Non esiste un elemento migliore nel cast di quest’edizione di Der Rosenkavalier, perché di meglio non non si poteva sperare. Adrianne Pieczonka è Marescialla encomiabile, nobile riflessiva, elegante e regale, dona al fraseggio intensità e linea intensi e raffinati. La recitazione è da dama d’alto lignaggio, mentre la vocalità è precisa e solida in ogni passaggio. Accanto a lei non possiamo che lodare la protagonista Angela Brower che con il suo timbro dalle tinte sopranili accentua lo straniamento del travestimento.
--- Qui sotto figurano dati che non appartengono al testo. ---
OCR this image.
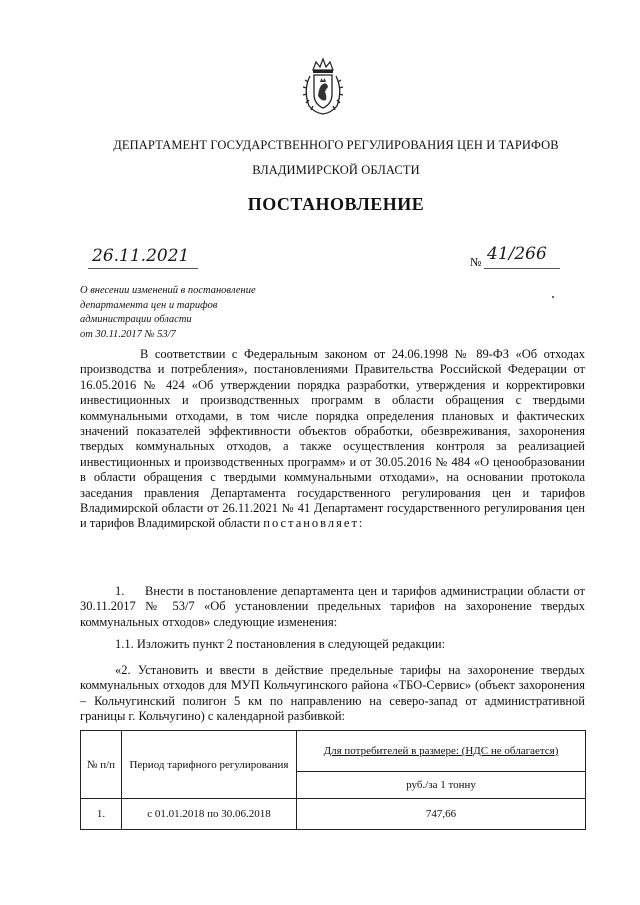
ДЕПАРТАМЕНТ ГОСУДАРСТВЕННОГО РЕГУЛИРОВАНИЯ ЦЕН И ТАРИФОВ
ВЛАДИМИРСКОЙ ОБЛАСТИ
ПОСТАНОВЛЕНИЕ
26.11.2021	№ 41/266
О внесении изменений в постановление
департамента цен и тарифов
администрации области
от 30.11.2017 № 53/7
В соответствии с Федеральным законом от 24.06.1998 № 89-ФЗ «Об отходах производства и потребления», постановлениями Правительства Российской Федерации от 16.05.2016 № 424 «Об утверждении порядка разработки, утверждения и корректировки инвестиционных и производственных программ в области обращения с твердыми коммунальными отходами, в том числе порядка определения плановых и фактических значений показателей эффективности объектов обработки, обезвреживания, захоронения твердых коммунальных отходов, а также осуществления контроля за реализацией инвестиционных и производственных программ» и от 30.05.2016 № 484 «О ценообразовании в области обращения с твердыми коммунальными отходами», на основании протокола заседания правления Департамента государственного регулирования цен и тарифов Владимирской области от 26.11.2021 № 41 Департамент государственного регулирования цен и тарифов Владимирской области постановляет:
1.     Внести в постановление департамента цен и тарифов администрации области от 30.11.2017 № 53/7 «Об установлении предельных тарифов на захоронение твердых коммунальных отходов» следующие изменения:
1.1. Изложить пункт 2 постановления в следующей редакции:
«2. Установить и ввести в действие предельные тарифы на захоронение твердых коммунальных отходов для МУП Кольчугинского района «ТБО-Сервис» (объект захоронения – Кольчугинский полигон 5 км по направлению на северо-запад от административной границы г. Кольчугино) с календарной разбивкой:
№ п/п	Период тарифного регулирования	Для потребителей в размере: (НДС не облагается)
		руб./за 1 тонну
1.	с 01.01.2018 по 30.06.2018	747,66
È scenicamente abile nel sottolineare l’ambiguità: elegante nel vestirsi da uomo, femminile in abiti da cameriera, ma con una mimica vagamente androgina quando sa di non esser vista dagli altri protagonisti sul palcoscenico. Attrice spigliata e convincente sia nei momenti brillanti, come in quelli elegiaci. Dobbiamo obbligatoriamente ricordare Peter Rose, irresistibile barone Ochs che sale in cattedra nel secondo atto nel sottolineare la tragedia del “graffio” ricevuto nel duello con Octavian. Vocalmente il cantante è ineccepibile, ma è scenicamente che domina il palcoscenico accentrando su di sé l’attenzione, ma senza monopolizzarla, visto il carisma condiviso con tutti i colleghi.
Una lode va riservata anche ad Anna Prohaska, che giunge a sostituire il soprano previsto, colpito da malattia, per la sua interpretazione di Sophie. Il soprano convince, infatti, sia scenicamente sia vocalmente, grazie anche all’intesa con un concertatore che l’aveva già diretta come Adele in Die Fledermaus nello stesso teatro non molto tempo fa.
Tutti al di sopra dell’eccellenza gli altri personaggi: Markus Eiche (Il signore di Faninal), Miranda Keys (la signora Marianne), Ulrich Reß (Valzacchi), Heike Grötzinger (Annina), Peter Lobert (un commissario di polizia), Kevin Conners (un maggiordomo), Manuel Günther (un ospite) Christian Rieger (un notaio), Ivan Unger (un flautista), Elias Loeb (un parrucchiere), Karla Kühn (una nobile vedova), Anna El-Kashem, Nianh O’Sullivan, Alyona Abramowa (tre nobili orfane), Réka Kristóf (una modista), Long Long (un venditore d’animali), Tobian Neumann (Leopold Leiblakai), Jüregen Raml, Gintaras Vysniauskas, Haukur Haraldsson, Michael Skerka (quattro lacchè della marescialla), Felix Fischer (Mohammed) David Jehle (un servo) e Claudia Küster (Pikkolo). Da segnalare il cameo di Lawrence Brownlee (il cantante).
Sul podio della Bayerische Staatsoper è Kirill Petrenko a raccogliere con pieno merito il testimone di Carlos Kleiber: di formazione viennese, coglie perfettamente lo spirito della partitura di Richard Strauss, regalando al pubblico una direzione, intensa tecnicamente ineccepibile, stilisticamente perfetta, ricca di colori, memorabile sia nella dinamica, sia nell’agogica.
Al solito eccellenti tutte le maestranze del massimo teatro bavarese: comparse, coro (diretto da Sören Eckhoff), coro di voci bianche e orchestra.
Per la pate visiva ricordiamo oltre al regista Otto Schenk le scene e i costumi di Jürgen Rose. Lo spettacolo era ripreso da Georgine Balk.